Proximity is exactly what was created by the good Samaritan, the good Muslim.  He came near to the injured man, cared for him, saw him as a fellow human being, and provided for his needs.  It was his proximity to him that moved him towards compassion and created his desire to help.

But when we keep people and ideas at arm’s length, at a distance, then we don’t have to worry about who is our neighbor.  Our neighbor becomes only people just like us.  We can stick with the people and ideas we know and not deal with the challenging question.  A study from a few years back stated that 75% of white Americans only had white friends” (http://www.huffingtonpost.com/2014/09/03/black-white-friends-poll_n_5759464.html).  This is how we can start to think that our neighbors are only people who think, dress, believe and look like us.  But Jesus does not give us those stipulations.

Paul even says, there are no Jews or Greeks, slave or free, male or female.

You are to love your neighbor, all neighbors, as yourself.

Think back to a time when you changed a belief.  How did that happen?  I came of age in the early eighties about the same time as the rise of the conservative movement, the Moral Majority and Anita Bryant. I started seminary at the end of that decade.  One of the requirements was Clinical Pastoral Education, CPE, working as a chaplain in a hospital.   I had a great supervisor, he taught me so much about myself and working with people.  Chris was also the first person I knew who was openly gay.  I later discovered my uncle was gay, but that was before anyone talked about it.   Because of my close relationship with Chris, my understanding and support for gay and lesbian individuals increased.  My preconceived notions melted away.  That only happened because we were in close proximity.  Change rarely happens at a distance.  So this Lent let us lay down distance, and pick up proximity.   May we cross over and come near to those we do not know, see their wounds, just like our own wounds.   Discover the humanity that unites us, not the superficial things that don’t.  That can only happen when we get up close and personal.
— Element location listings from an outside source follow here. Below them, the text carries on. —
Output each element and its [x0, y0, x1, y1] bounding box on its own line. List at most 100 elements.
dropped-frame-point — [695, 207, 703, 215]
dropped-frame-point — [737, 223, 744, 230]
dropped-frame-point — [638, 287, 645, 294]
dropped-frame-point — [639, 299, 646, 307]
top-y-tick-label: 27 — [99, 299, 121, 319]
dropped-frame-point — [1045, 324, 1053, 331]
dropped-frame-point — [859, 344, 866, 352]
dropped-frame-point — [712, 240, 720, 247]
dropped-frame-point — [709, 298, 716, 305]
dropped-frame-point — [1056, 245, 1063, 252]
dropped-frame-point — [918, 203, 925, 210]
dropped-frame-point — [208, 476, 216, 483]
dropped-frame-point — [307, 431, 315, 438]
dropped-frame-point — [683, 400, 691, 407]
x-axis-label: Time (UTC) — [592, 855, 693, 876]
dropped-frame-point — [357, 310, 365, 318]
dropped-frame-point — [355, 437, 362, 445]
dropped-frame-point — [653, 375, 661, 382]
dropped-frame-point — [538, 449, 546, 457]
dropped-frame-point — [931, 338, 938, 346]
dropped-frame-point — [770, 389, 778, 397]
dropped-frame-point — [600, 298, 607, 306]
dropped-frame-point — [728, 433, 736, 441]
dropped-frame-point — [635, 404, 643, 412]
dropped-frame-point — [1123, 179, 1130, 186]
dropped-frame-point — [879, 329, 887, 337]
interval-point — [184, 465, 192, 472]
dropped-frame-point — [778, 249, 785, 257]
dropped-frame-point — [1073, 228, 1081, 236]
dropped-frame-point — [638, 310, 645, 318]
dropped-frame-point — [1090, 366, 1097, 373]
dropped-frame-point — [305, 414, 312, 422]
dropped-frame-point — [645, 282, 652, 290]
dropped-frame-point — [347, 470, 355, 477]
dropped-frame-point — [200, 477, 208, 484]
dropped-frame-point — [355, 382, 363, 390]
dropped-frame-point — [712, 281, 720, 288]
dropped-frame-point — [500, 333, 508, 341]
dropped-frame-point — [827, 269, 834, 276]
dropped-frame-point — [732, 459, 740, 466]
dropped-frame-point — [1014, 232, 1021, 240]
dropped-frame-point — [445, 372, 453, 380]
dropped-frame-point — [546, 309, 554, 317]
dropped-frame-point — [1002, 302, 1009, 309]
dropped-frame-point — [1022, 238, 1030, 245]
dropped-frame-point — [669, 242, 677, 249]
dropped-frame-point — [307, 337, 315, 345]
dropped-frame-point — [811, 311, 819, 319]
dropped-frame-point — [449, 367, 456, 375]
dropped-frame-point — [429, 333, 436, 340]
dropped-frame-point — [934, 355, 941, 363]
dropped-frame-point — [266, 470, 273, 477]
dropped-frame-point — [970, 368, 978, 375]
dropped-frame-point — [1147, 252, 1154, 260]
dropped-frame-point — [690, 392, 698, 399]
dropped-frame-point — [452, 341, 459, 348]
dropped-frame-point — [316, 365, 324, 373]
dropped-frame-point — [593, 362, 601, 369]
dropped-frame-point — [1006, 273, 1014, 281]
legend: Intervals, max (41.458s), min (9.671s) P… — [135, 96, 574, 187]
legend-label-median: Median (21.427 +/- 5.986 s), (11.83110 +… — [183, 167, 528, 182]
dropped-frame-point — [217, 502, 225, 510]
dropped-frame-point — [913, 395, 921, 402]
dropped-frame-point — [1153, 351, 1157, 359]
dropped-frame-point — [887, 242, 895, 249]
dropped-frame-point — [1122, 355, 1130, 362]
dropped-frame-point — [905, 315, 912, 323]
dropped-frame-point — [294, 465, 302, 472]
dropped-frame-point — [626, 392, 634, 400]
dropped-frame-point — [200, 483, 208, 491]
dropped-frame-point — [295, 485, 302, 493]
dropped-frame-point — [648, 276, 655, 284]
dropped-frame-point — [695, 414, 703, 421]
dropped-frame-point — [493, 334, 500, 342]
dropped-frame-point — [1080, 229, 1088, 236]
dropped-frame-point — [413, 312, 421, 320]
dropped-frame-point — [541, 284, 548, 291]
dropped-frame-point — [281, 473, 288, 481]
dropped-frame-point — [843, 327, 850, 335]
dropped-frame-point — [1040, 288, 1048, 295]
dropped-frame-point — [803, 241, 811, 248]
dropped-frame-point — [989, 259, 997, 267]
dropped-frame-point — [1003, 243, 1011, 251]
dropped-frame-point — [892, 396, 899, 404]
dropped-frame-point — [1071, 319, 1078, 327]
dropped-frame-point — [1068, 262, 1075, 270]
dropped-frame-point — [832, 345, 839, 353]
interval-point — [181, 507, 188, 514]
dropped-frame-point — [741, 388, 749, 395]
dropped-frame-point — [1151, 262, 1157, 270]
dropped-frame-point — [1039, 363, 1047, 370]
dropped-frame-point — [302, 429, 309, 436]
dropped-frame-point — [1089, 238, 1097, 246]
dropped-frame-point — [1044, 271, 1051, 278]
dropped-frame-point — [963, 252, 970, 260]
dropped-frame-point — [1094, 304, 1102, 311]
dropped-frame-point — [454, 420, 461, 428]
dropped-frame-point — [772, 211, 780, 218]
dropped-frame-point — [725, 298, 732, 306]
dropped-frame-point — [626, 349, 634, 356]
Come from Away is a new Broadway musical telling the true story about September 11, 2001 in Gander, Newfoundland.  It premiered last week with Prime Minster Justin Trudeau welcoming Ivanka Trump to the production.  Gander only had 10,000 people living in this small community, which had the distinction of being a refueling place for flights crossing the Atlantic.  So when the Twin Towers fell and the world was transfixed in shock, glued to our televisions, Gander received 38 international flights, over 50 in total, that needed to land. Remember all air travel was suspended.  6,700 passengers from all over the world and all walks of life disembarked from their flights to then become known as the “plane people” to the folks of Gander.  Of course there were not enough hotels or restaurants for all of these people.  Their cultural, social, religious distance is traded in for chaotic proximity.  This physically unforgiving place becomes the emotionally welcoming Gander.  People opened their homes, stayed up all night to cook for the stranded people, made lifelong connections including a marriage between an American and a Brit.  They even had a reunion ten years later.
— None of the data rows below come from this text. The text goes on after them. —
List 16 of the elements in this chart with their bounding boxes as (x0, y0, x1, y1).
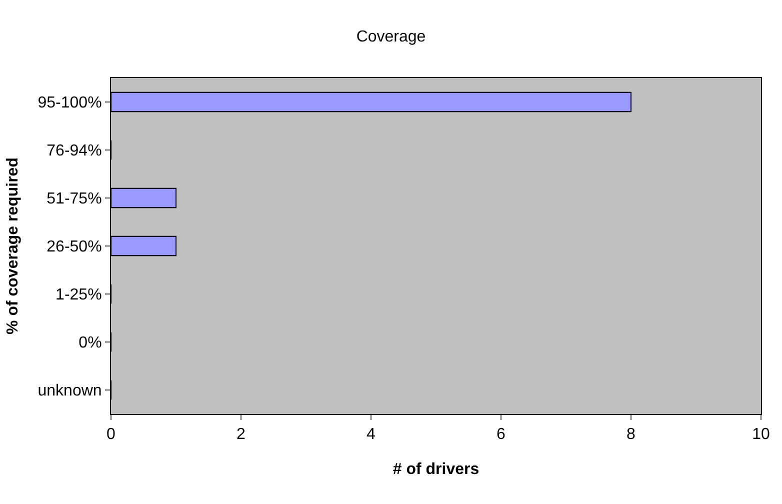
y-axis-title: % of coverage required (4, 158, 22, 334)
x-tick-label: 0 (106, 426, 116, 444)
x-tick-label: 8 (626, 426, 636, 444)
chart-title: Coverage (356, 28, 426, 46)
x-tick-label: 6 (496, 426, 506, 444)
y-tick-label: unknown (38, 382, 102, 400)
x-axis-title: # of drivers (392, 460, 480, 478)
y-tick-label: 51-75% (46, 190, 102, 208)
x-tick-label: 2 (236, 426, 246, 444)
y-tick-label: 76-94% (46, 142, 102, 160)
y-tick-label: 95-100% (38, 94, 102, 112)
x-tick-label: 4 (366, 426, 376, 444)
y-tick-label: 1-25% (56, 286, 102, 304)
y-tick-label: 0% (78, 334, 102, 352)
y-tick-label: 26-50% (46, 238, 102, 256)
x-tick-label: 10 (752, 426, 770, 444)
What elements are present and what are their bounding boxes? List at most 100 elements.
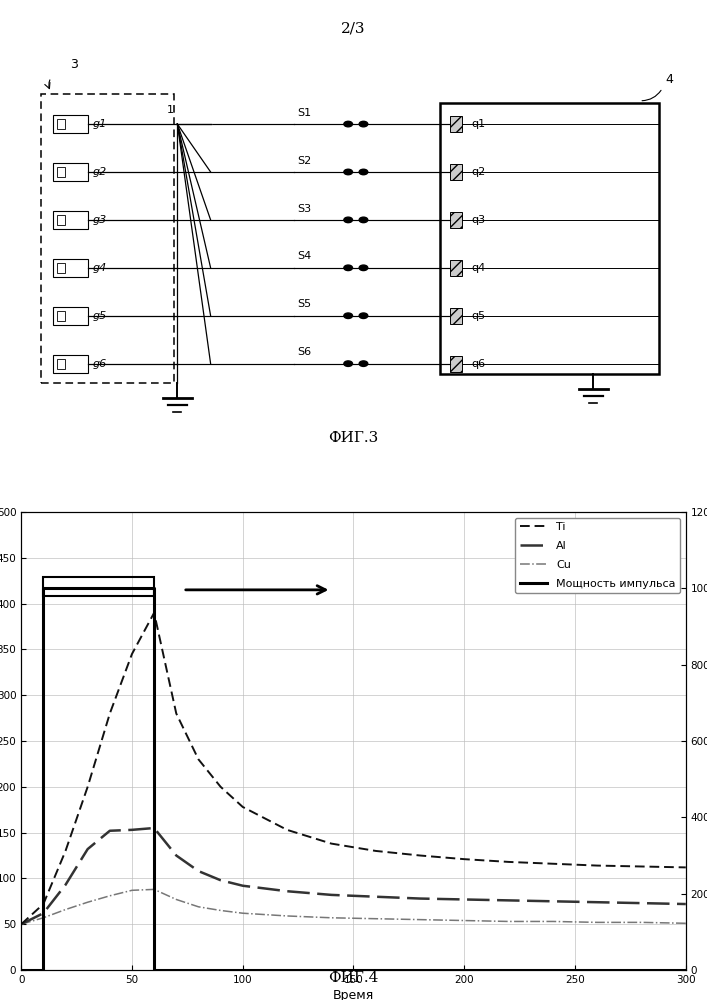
Al — [17, 918, 25, 930]
Al — [637, 897, 645, 909]
Al — [460, 893, 469, 905]
Text: S6: S6 — [297, 347, 311, 357]
Bar — [450, 308, 462, 324]
Circle shape — [344, 121, 353, 127]
Line: Cu: Cu — [21, 889, 686, 924]
Ti — [17, 918, 25, 930]
Al — [150, 822, 158, 834]
Cu — [460, 915, 469, 927]
Al — [216, 874, 225, 886]
Al — [283, 885, 291, 897]
Ti — [150, 607, 158, 619]
Bar — [450, 164, 462, 180]
Circle shape — [359, 121, 368, 127]
Circle shape — [359, 169, 368, 175]
Ti — [593, 860, 602, 872]
Circle shape — [359, 265, 368, 271]
Circle shape — [344, 361, 353, 366]
Text: ФИГ.3: ФИГ.3 — [328, 431, 379, 445]
Cu — [371, 913, 380, 925]
Text: 2/3: 2/3 — [341, 22, 366, 36]
Text: g4: g4 — [93, 263, 107, 273]
Ti — [637, 860, 645, 872]
Circle shape — [359, 217, 368, 223]
Al — [128, 824, 136, 836]
Text: 1: 1 — [167, 105, 174, 115]
Al — [172, 849, 180, 861]
Cu — [238, 907, 247, 919]
Text: 3: 3 — [71, 58, 78, 71]
Circle shape — [359, 361, 368, 366]
Ti — [682, 861, 690, 873]
Bar — [440, 103, 659, 374]
X-axis label: Время: Время — [333, 989, 374, 1000]
Bar — [57, 359, 65, 369]
Bar — [57, 167, 65, 177]
Bar — [57, 263, 65, 273]
Circle shape — [344, 313, 353, 318]
Cu — [150, 883, 158, 895]
Мощность импульса — [682, 964, 690, 976]
Cu — [682, 917, 690, 929]
Text: ФИГ.4: ФИГ.4 — [328, 971, 379, 985]
Text: 4: 4 — [666, 73, 674, 86]
Line: Мощность импульса: Мощность импульса — [21, 588, 686, 970]
Al — [194, 865, 203, 877]
Cu — [62, 904, 70, 916]
Bar — [53, 307, 88, 325]
Cu — [637, 916, 645, 928]
Bar — [53, 163, 88, 181]
Ti — [416, 849, 424, 861]
Bar — [43, 577, 154, 596]
Text: g6: g6 — [93, 359, 107, 369]
Ti — [39, 898, 47, 910]
Al — [682, 898, 690, 910]
Text: g1: g1 — [93, 119, 107, 129]
Bar — [450, 116, 462, 132]
Bar — [450, 260, 462, 276]
Al — [83, 843, 92, 855]
Ti — [62, 845, 70, 857]
Ti — [283, 824, 291, 836]
Al — [105, 825, 114, 837]
Al — [327, 889, 336, 901]
Ti — [460, 853, 469, 865]
Circle shape — [344, 265, 353, 271]
Bar — [53, 259, 88, 277]
Ti — [327, 838, 336, 850]
Cu — [39, 912, 47, 924]
Al — [504, 894, 513, 906]
Cu — [83, 896, 92, 908]
Мощность импульса — [150, 582, 158, 594]
Text: q2: q2 — [472, 167, 486, 177]
Al — [371, 891, 380, 903]
Bar — [57, 215, 65, 225]
Ti — [194, 753, 203, 765]
Cu — [105, 890, 114, 902]
Cu — [504, 915, 513, 927]
Cu — [327, 912, 336, 924]
Bar — [57, 311, 65, 321]
Bar — [41, 94, 174, 383]
Al — [39, 907, 47, 919]
Cu — [283, 910, 291, 922]
Bar — [450, 356, 462, 372]
Text: q4: q4 — [472, 263, 486, 273]
Text: S5: S5 — [297, 299, 311, 309]
Мощность импульса — [39, 582, 47, 594]
Мощность импульса — [17, 964, 25, 976]
Al — [238, 880, 247, 892]
Text: S4: S4 — [297, 251, 311, 261]
Ti — [83, 781, 92, 793]
Text: g2: g2 — [93, 167, 107, 177]
Text: q5: q5 — [472, 311, 486, 321]
Ti — [549, 858, 557, 870]
Cu — [194, 901, 203, 913]
Bar — [53, 211, 88, 229]
Circle shape — [359, 313, 368, 318]
Cu — [216, 904, 225, 916]
Cu — [17, 918, 25, 930]
Bar — [53, 115, 88, 133]
Bar — [450, 212, 462, 228]
Cu — [593, 916, 602, 928]
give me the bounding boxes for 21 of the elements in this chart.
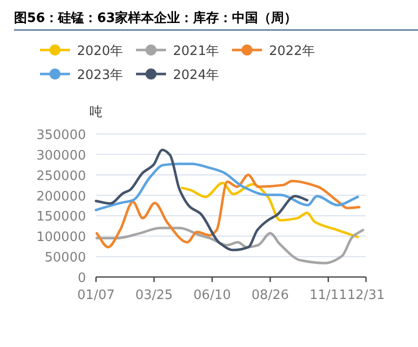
x-tick-label: 11/11 — [310, 288, 348, 303]
y-tick-label: 0 — [78, 271, 86, 286]
x-tick-label: 03/25 — [135, 288, 173, 303]
x-tick-label: 01/07 — [77, 288, 115, 303]
y-tick-label: 50000 — [44, 250, 86, 266]
y-tick-label: 100000 — [36, 230, 86, 246]
x-tick-label: 08/26 — [251, 288, 289, 303]
legend-label: 2021年 — [173, 44, 220, 59]
legend-label: 2022年 — [269, 44, 316, 59]
y-tick-label: 250000 — [36, 168, 86, 184]
legend-label: 2023年 — [77, 68, 124, 83]
legend-label: 2020年 — [77, 44, 124, 59]
x-tick-label: 06/10 — [193, 288, 231, 303]
y-tick-label: 350000 — [36, 128, 86, 143]
y-tick-label: 150000 — [36, 210, 86, 225]
y-tick-label: 200000 — [36, 189, 86, 204]
y-axis-title: 吨 — [90, 105, 102, 120]
x-tick-label: 12/31 — [347, 288, 385, 303]
y-tick-label: 300000 — [36, 148, 86, 164]
legend-label: 2024年 — [173, 68, 220, 83]
chart-title: 图56：硅锰：63家样本企业：库存：中国（周） — [14, 10, 298, 26]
In the musical, Bob is a young black man primed to be suspicious of people but shown great kindness by the mayor who housed him.  They both let go of distance, prejudice and fear and pick up proximity.  The song Prayer is a modern version of our closing hymn, with a Hebrew overlay within the score.  It reminds us that all that we can be in God’s sight is up to us laying down the distance that separates us through religion, culture, hatred anything really that separates us from each other, and picking up proximity to God’s Spirit.  When we get close to each other amazing things can happen.  Tom Brokaw tells the story of an “80-year-old woman when she saw what happened on 9/11 said she had lost all faith in mankind, but after spending 5 days with you people of Gander, you have restored my faith in people.”   Amen.